Examples: Soybean oil, canola oil, technical corn oil, palm fatty acid distillate, pongamia pinnata, used cooking oil, tall oil, spent bleaching earth oil, brassica carinata, tallow, POME oil and empty fruit bunches.
biofuel production activity means the production of a biofuel through the physical and chemical transformation of biofuel feedstocks.
Examples: Gasification, Fischer‑Tropsch synthesis, hydrothermal conversions and hydroprocessing.
renewable aviation kerosene has the same meaning as in the NGER Regulations.
renewable diesel has the same meaning as in the NGER Regulations.
103 Renewable aviation kerosene
(1) Kilolitres of renewable aviation kerosene that:
(a) are produced through the biofuel production activity at the facility; and
(b) are of saleable quality.
(2) The metric in subsection (1) is applicable to a facility that conducts the activity of producing renewable aviation kerosene through a biofuel production activity.
(3) The best practice emissions intensity is 0.717 t CO2‑e per kilolitre of renewable aviation kerosene.
(1) Kilolitres of renewable diesel that:
(a) are produced through the biofuel production activity at the facility; and
(b) are of saleable quality.
(2) The metric in subsection (1) is applicable to a facility that conducts the activity of producing renewable diesel through a biofuel production activity.
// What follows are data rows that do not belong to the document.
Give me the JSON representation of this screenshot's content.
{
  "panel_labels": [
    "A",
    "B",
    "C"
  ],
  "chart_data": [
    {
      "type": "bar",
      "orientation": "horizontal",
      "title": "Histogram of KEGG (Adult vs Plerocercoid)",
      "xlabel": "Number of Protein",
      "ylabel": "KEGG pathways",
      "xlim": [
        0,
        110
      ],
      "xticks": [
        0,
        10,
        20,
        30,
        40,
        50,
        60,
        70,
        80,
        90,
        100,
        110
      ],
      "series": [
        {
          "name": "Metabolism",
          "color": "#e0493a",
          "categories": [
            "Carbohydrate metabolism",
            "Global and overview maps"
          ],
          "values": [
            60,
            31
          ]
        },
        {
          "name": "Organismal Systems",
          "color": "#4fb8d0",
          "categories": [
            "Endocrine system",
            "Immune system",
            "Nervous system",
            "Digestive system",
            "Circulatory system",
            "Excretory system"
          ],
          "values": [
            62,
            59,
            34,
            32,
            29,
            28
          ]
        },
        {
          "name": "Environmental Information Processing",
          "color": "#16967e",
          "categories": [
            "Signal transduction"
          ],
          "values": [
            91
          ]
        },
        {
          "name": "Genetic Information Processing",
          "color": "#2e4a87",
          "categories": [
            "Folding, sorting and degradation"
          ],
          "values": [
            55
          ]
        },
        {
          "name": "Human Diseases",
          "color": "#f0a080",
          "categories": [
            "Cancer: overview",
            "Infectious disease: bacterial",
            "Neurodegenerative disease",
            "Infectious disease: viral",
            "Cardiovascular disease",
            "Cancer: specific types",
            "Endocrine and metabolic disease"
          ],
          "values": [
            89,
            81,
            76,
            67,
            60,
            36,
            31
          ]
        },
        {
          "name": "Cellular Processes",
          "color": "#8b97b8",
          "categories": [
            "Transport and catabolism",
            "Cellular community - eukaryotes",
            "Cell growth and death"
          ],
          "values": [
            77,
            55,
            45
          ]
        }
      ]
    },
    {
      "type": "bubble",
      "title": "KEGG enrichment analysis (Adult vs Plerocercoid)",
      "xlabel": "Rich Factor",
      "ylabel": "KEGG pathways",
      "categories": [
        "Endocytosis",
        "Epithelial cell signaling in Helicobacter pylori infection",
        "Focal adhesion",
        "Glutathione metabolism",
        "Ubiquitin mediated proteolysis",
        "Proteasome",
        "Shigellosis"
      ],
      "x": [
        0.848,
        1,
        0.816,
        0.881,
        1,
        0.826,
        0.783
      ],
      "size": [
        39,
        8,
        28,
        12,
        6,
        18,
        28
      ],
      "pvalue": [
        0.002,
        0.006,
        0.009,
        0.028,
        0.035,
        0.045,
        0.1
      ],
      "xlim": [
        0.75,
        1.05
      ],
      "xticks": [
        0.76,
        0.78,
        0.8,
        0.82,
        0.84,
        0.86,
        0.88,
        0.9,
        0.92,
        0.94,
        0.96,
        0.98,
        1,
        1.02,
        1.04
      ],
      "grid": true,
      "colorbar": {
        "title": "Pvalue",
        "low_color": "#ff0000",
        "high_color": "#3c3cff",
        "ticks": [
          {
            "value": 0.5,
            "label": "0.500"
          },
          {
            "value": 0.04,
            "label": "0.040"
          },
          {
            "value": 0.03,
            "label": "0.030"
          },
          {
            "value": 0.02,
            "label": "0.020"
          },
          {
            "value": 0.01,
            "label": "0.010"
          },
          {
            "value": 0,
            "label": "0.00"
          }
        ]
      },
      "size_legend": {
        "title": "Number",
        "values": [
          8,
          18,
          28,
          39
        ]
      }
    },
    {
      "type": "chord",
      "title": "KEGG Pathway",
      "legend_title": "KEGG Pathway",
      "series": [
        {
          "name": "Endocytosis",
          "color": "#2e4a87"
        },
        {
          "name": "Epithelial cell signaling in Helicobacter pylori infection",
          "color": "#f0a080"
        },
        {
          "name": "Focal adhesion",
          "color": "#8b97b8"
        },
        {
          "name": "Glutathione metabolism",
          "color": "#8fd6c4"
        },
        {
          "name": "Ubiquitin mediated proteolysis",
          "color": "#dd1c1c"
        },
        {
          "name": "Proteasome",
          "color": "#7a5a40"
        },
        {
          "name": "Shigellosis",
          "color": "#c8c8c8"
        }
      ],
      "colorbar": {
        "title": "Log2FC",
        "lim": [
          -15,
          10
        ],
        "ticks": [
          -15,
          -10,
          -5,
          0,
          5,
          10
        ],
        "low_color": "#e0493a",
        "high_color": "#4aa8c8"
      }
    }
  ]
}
(3) The best practice emissions intensity is 0.704 t CO2‑e per kilolitre of renewable diesel.
In this Part:
Primary rare earth elements means praseodymium (Pr), neodymium (Nd), terbium (Tb), and dysprosium (Dy).
Primary rare earth oxides means:
(a) oxides of primary rare earth elements; or
(b) mixtures of one or more primary rare earth elements and oxides of primary rare earth elements.
Separated primary rare earth products means semi-separated or individual primary rare earth compounds.
(1) Tonnes of total primary rare earth oxide equivalent contained in separated primary rare earth products that:
(a) have weight by weight primary rare earth oxide greater than 90%; and
(b) are suitable quality and concentration as an input to a metallisation process (including via electrolysis); and
(c) are produced as part of carrying on the separated primary rare earth products production activity at the facility; and
(d) are of saleable quality.
(2) The metric in subsection (1) is applicable to a facility that conducts the activity of producing separated primary rare earth products through the transformation of metal ore (the separated primary rare earth products production activity).
(3) The best practice emissions intensity is 20.1 t CO2‑e per tonne of total primary rare earth oxide.